Yuki Tsunoda, AlphaTauri AT02
Photo by: Charles Coates / Motorsport Images
It took some time to turn things around but, in the end, a couple of factors came together to help Tsunoda get things back on track.
First, as his more cautious approach led to a slump in results, team boss Franz Tost urged him to get back the approach he had in Bahrain: of pushing more and risking a little bit without fear of consequences.
Then, a change of chassis in Turkey delivered a step forward in what he was feeling from the cockpit, and he knew he needed to revise his mindset too.
“Turkey was a turning point in terms of confidence and the approach I took,” explains Tsunoda.
“Until Turkey I just tried to not do a big mistake and not try to go into the wall, so that’s why my pace was really slow. I guess I was focused to just kind of not [crash] and that’s why the pace was not good.
“As soon as I realised I had consistently slow pace in a couple of races, I had to push more hard because, in the end, results and the pace are the most important things in F1.
“So I changed my mind, especially from the first session, and I started to think the opposite way from ‘I won’t crash’. I had about eight races in a row where I didn’t have a crash and that’s why I’m here.
“And also one of the things that helped was changing the chassis from Turkey. I felt much better with this car in terms of controlling it. For me, for example, the amount of snap I was having in Saudi Arabia I was controlling it, whereas with the chassis before I was never catching it.”
Tsunoda is not sure whether his team ever found anything wrong with his first chassis, but it didn’t matter. The year ended with him feeling much more comfortable with things: and a season-best result of fourth in the Abu Dhabi finale.
It is fair to say that 2021 was very much a growing up year for him.
“It was a big year,” he said. “I never had such an up-and-down season. I have never had such a situation in my racing career, so definitely a big year for me.

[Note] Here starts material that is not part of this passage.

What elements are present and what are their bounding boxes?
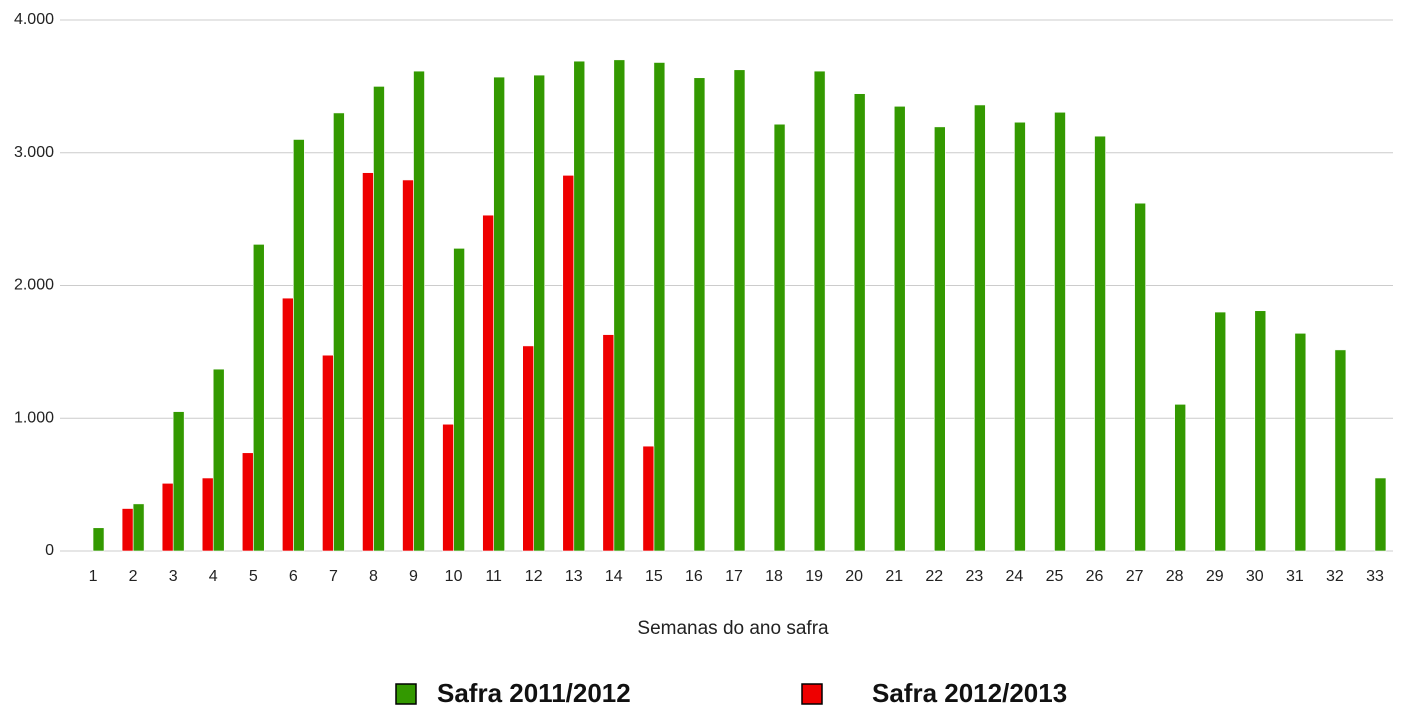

Yuki Tsunoda, AlphaTauri in the Press Conference
Photo by: FIA Pool
“I am quite happy that even in bad situations, I started a little bit to improve myself and I am happy with the performance and progress I did.
“It was a super big learning year. I think I gained a lot of experience and I don’t think there’s much left I could do. I don’t think I can do more things for the race, and now I’ve experienced the worst and bad things, I can move forward.”

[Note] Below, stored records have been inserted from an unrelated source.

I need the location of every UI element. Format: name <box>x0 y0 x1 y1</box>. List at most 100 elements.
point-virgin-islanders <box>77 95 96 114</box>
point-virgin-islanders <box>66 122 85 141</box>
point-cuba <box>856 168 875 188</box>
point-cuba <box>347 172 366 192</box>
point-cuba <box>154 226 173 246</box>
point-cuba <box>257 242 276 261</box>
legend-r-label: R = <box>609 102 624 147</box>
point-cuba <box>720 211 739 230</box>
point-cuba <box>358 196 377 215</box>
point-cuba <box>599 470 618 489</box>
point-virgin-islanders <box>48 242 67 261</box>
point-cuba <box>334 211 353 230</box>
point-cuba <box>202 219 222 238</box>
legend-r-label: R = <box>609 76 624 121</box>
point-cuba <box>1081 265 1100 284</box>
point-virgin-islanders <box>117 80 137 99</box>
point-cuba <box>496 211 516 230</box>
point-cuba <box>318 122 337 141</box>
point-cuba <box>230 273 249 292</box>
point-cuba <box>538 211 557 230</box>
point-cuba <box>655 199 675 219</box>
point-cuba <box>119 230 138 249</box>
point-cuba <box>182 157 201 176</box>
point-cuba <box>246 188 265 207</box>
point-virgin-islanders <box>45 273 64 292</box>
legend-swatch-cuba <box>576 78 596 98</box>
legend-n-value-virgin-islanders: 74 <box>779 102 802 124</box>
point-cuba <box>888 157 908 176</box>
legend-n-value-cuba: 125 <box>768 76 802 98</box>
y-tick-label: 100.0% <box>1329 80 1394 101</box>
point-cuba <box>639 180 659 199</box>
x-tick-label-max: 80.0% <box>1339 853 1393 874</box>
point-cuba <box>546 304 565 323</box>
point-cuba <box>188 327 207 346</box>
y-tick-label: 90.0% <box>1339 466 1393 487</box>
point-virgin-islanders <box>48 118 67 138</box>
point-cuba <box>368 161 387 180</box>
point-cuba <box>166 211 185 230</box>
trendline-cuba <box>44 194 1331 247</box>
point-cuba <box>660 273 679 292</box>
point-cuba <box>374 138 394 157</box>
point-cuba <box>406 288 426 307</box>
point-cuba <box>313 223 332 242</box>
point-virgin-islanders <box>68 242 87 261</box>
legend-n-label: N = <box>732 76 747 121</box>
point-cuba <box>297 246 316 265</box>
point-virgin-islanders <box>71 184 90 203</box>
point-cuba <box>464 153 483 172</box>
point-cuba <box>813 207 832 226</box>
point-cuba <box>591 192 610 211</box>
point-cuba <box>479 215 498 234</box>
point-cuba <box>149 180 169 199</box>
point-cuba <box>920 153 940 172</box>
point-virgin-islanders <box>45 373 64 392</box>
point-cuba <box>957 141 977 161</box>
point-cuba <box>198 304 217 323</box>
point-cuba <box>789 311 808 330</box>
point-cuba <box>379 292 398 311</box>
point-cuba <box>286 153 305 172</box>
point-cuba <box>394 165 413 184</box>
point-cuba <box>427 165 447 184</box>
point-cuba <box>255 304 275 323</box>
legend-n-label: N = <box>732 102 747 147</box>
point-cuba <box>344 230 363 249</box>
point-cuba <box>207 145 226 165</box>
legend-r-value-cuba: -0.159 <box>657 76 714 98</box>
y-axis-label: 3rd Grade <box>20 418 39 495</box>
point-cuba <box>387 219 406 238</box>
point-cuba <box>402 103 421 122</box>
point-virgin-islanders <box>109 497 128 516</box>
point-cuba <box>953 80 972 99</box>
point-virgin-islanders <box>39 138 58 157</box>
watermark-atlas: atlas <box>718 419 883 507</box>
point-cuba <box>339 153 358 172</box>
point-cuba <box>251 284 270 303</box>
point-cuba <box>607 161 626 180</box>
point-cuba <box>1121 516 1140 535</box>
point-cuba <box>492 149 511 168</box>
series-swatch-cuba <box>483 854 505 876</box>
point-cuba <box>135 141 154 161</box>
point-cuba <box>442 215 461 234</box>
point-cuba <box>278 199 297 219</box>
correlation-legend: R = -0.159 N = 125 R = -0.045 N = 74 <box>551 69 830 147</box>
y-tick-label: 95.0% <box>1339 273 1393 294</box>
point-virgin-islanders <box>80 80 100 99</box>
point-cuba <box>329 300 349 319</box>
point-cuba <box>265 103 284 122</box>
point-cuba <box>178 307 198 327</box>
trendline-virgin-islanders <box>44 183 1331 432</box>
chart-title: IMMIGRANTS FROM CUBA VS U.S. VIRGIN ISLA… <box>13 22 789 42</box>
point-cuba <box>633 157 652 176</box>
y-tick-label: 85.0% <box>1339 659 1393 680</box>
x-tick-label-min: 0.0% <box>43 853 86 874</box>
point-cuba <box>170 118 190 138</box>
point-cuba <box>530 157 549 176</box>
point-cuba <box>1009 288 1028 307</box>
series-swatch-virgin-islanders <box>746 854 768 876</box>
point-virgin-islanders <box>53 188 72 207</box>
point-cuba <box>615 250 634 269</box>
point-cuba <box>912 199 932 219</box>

It has left him feeling much more confident too about what he can do in 2022, whether it be maximising performance from a good car to beat teammate Pierre Gasly , or knuckle down and improve things if his team finds itself on the back foot.
“It is going to be a really important year for me,” he explains. “I don’t know how the pace is going to be for the car and the team. On my side I must perform well of course.
“You need to beat your teammate and have a more consistent pace. So now I know the details of what I have to improve and, if I improve this one, I can beat my teammate in a consistent way.
“I have all the ingredients I sought to go forward, and in terms of that, it was very good preparation year I would say.
“And also there will be a new car. If it’s a good car I have to perform well and get points. And even if it’s bad car or bad pace, you can develop the car and I know how to develop the car for myself to be faster.”
No more being a lazy bastard for Tsunoda. It’s flat out and full focus ahead.